The hour had come—the hour of defeat and humiliation—when Sir William Howe was to pass over the threshold of the Province House, and embark, with no such triumphal ceremonies as he once promised himself, on board the British fleet. He bade his servants and military attendants go before him, and lingered a moment in the loneliness of the mansion, to quell the fierce emotions that struggled in his bosom as with a death-throb. Preferable, then, would he have deemed his fate had a warrior’s death left him a claim to the narrow territory of a grave, within the soil which the king had given him to defend. With an ominous perception that, as his departing footsteps echoed adown the staircase, the sway of Britain was passing forever from New England, he smote his clinched hand on his brow, and cursed the destiny that had flung the shame of a dismembered empire upon him.

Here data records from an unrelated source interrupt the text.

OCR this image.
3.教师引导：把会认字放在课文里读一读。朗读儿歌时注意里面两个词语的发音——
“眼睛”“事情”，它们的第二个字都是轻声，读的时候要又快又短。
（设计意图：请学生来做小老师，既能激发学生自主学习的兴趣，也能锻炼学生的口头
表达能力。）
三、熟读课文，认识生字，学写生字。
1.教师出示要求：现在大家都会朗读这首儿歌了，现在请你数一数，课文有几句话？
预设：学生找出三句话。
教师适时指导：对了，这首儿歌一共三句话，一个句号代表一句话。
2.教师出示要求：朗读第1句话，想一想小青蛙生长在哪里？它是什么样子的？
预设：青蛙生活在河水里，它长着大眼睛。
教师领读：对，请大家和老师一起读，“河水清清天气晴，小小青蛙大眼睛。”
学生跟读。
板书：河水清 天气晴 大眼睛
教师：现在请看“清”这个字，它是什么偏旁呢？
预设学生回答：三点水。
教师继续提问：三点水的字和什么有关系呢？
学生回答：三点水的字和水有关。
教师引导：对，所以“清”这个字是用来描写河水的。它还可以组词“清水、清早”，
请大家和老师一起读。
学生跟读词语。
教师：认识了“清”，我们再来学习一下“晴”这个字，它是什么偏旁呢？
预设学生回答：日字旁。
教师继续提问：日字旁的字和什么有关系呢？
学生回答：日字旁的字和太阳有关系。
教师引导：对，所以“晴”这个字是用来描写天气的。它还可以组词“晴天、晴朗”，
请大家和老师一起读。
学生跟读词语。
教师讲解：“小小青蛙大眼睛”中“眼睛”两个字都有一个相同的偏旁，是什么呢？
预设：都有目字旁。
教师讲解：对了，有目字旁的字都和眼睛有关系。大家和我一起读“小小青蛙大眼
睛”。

“Would to God,” cried he, hardly repressing his tears of rage, “that the rebels were even now at the doorstep! A blood-stain upon the floor should then bear testimony that the last British ruler was faithful to his trust.”
The tremulous voice of a woman replied to his exclamation.

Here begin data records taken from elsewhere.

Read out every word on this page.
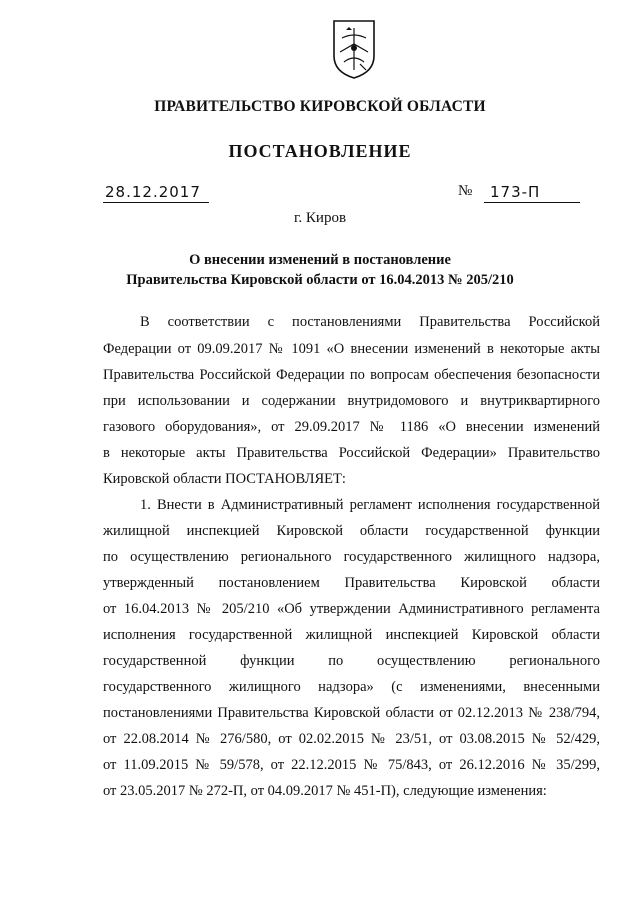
ПРАВИТЕЛЬСТВО КИРОВСКОЙ ОБЛАСТИ
ПОСТАНОВЛЕНИЕ
28.12.2017	№	173-П
г. Киров
О внесении изменений в постановление
Правительства Кировской области от 16.04.2013 № 205/210
В соответствии с постановлениями Правительства Российской
Федерации от 09.09.2017 № 1091 «О внесении изменений в некоторые акты
Правительства Российской Федерации по вопросам обеспечения безопасности
при использовании и содержании внутридомового и внутриквартирного
газового оборудования», от 29.09.2017 № 1186 «О внесении изменений
в некоторые акты Правительства Российской Федерации» Правительство
Кировской области ПОСТАНОВЛЯЕТ:
1. Внести в Административный регламент исполнения государственной
жилищной инспекцией Кировской области государственной функции
по осуществлению регионального государственного жилищного надзора,
утвержденный постановлением Правительства Кировской области
от 16.04.2013 № 205/210 «Об утверждении Административного регламента
исполнения государственной жилищной инспекцией Кировской области
государственной функции по осуществлению регионального
государственного жилищного надзора» (с изменениями, внесенными
постановлениями Правительства Кировской области от 02.12.2013 № 238/794,
от 22.08.2014 № 276/580, от 02.02.2015 № 23/51, от 03.08.2015 № 52/429,
от 11.09.2015 № 59/578, от 22.12.2015 № 75/843, от 26.12.2016 № 35/299,
от 23.05.2017 № 272-П, от 04.09.2017 № 451-П), следующие изменения:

“Heaven’s cause and the King’s are one,” it said. “Go forth, Sir William Howe, and trust in Heaven to bring back a royal governor in triumph.”
Subduing at once the passion to which he had yielded only in the faith that it was unwitnessed, Sir William Howe became conscious that an aged woman, leaning on a gold-headed staff, was standing betwixt him and the door. It was old Esther Dudley, who had dwelt almost immemorial years in this mansion, until her presence seemed as inseparable from it as the recollections of its history. She was the daughter of an ancient and once eminent family, which had fallen into poverty and decay, and left its last descendant no resource save the bounty of the king, nor any shelter except within the walls of the Province House. An office in the household, with merely nominal duties, had been assigned to her as a pretext for the payment of a small pension, the greater part of which she expended in adorning herself with an antique magnificence of attire. The claims of Esther Dudley’s gentle blood were acknowledged by all the successive governors; and they treated her with the punctilious courtesy which it was her foible to demand, not always with success, from a neglectful world. The only actual share which she assumed in the business of the mansion was to glide through its passages and public chambers, late at night, to see that the servants had dropped no fire from their flaring torches, nor left embers crackling and blazing on the hearths. Perhaps it was this invariable custom of walking her rounds in the hush of midnight that caused the superstition of the times to invest the old woman with attributes of awe and mystery; fabling that she had entered the portal of the Province House, none knew whence, in the train of the first royal governor, and that it was her fate to dwell there till the last should have departed. But Sir William Howe, if he ever heard this legend, had forgotten it.
“Mistress Dudley, why are you loitering here?” asked he, with some severity of tone. “It is my pleasure to be the last in this mansion of the king.”